As someone who recently sat in on an Invasive Species seminar, anything state officials and campers can do to prevent the spread of the harmful diseases and insects can only be a good thing.

The seminar was conducted by Joanne Foreman, who is the communications coordinator for the DNR's Invasive Species Program as well as the owner of Rivergate Family Campground on the Thornapple River just outside Hastings. The seminar was part of the Michigan Association of RV Park and Campgrounds Owners of Michigan (ARVC Michigan) in late March.

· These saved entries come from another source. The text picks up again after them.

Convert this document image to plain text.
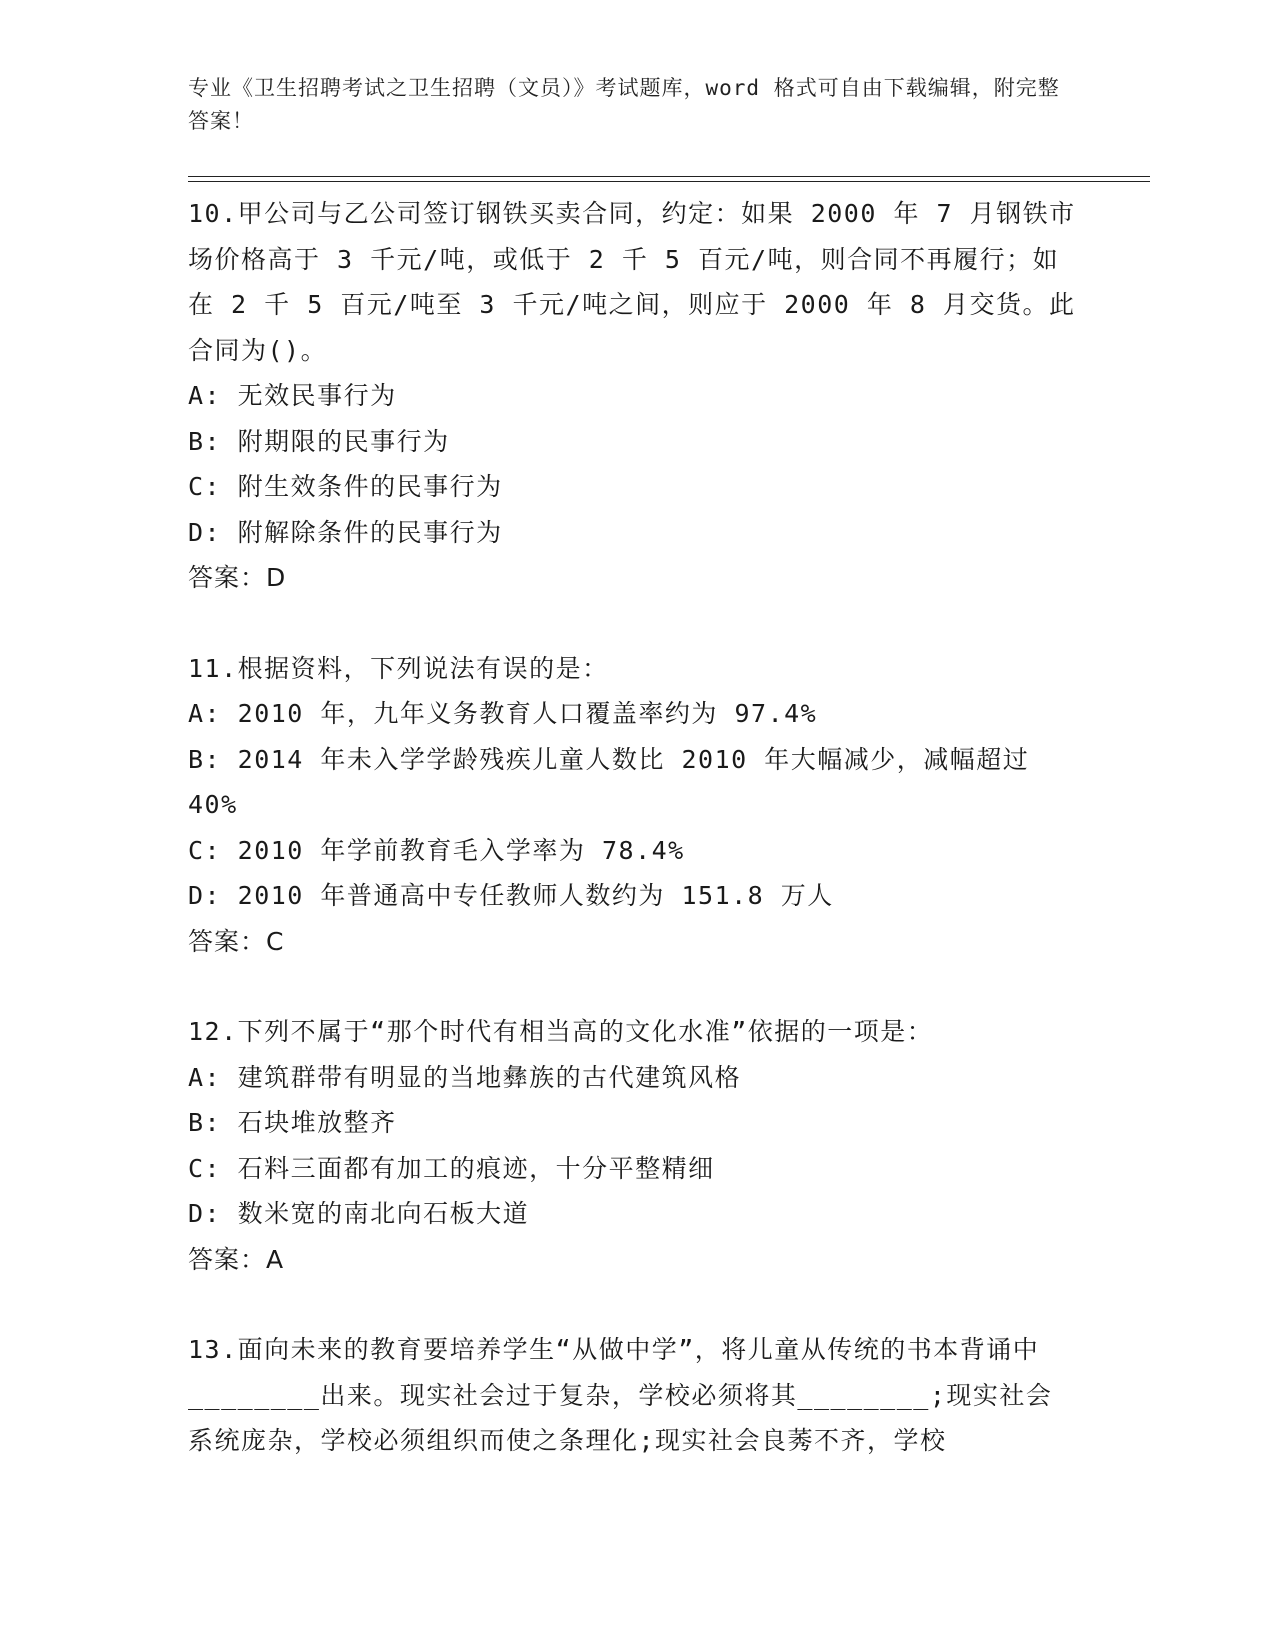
专业《卫生招聘考试之卫生招聘（文员）》考试题库，word 格式可自由下载编辑，附完整答案！
10.甲公司与乙公司签订钢铁买卖合同，约定：如果 2000 年 7 月钢铁市场价格高于 3 千元/吨，或低于 2 千 5 百元/吨，则合同不再履行；如在 2 千 5 百元/吨至 3 千元/吨之间，则应于 2000 年 8 月交货。此合同为()。
A: 无效民事行为
B: 附期限的民事行为
C: 附生效条件的民事行为
D: 附解除条件的民事行为
答案：D
11.根据资料，下列说法有误的是：
A: 2010 年，九年义务教育人口覆盖率约为 97.4%
B: 2014 年未入学学龄残疾儿童人数比 2010 年大幅减少，减幅超过 40%
C: 2010 年学前教育毛入学率为 78.4%
D: 2010 年普通高中专任教师人数约为 151.8 万人
答案：C
12.下列不属于“那个时代有相当高的文化水准”依据的一项是：
A: 建筑群带有明显的当地彝族的古代建筑风格
B: 石块堆放整齐
C: 石料三面都有加工的痕迹，十分平整精细
D: 数米宽的南北向石板大道
答案：A
13.面向未来的教育要培养学生“从做中学”，将儿童从传统的书本背诵中________出来。现实社会过于复杂，学校必须将其________;现实社会系统庞杂，学校必须组织而使之条理化;现实社会良莠不齐，学校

Suffice to say, Foreman painted a bleak picture of how invasive species can devastate an environment. Exhibit A: The Emerald Ash Borer, which despite voluntary firewood restrictions has managed to wipe out 30 million ash trees just in southeast Michigan since 2002. All of the Lower Peninsula, and most of the Upper Peninsula, remain in quarantine that restricts the movement of firewood and wood products.

But she also mentioned a host of other invasive species that pose just as much of a threat to trees, plant and animal life and waterways. Despite their best efforts Foreman made it sound as if it's a matter and when, and not if, at least some of these invasive species will spread statewide.

So what's the answer? We all need to do our part. Don't bring your own firewood (unless it's certified). Buy it at the park.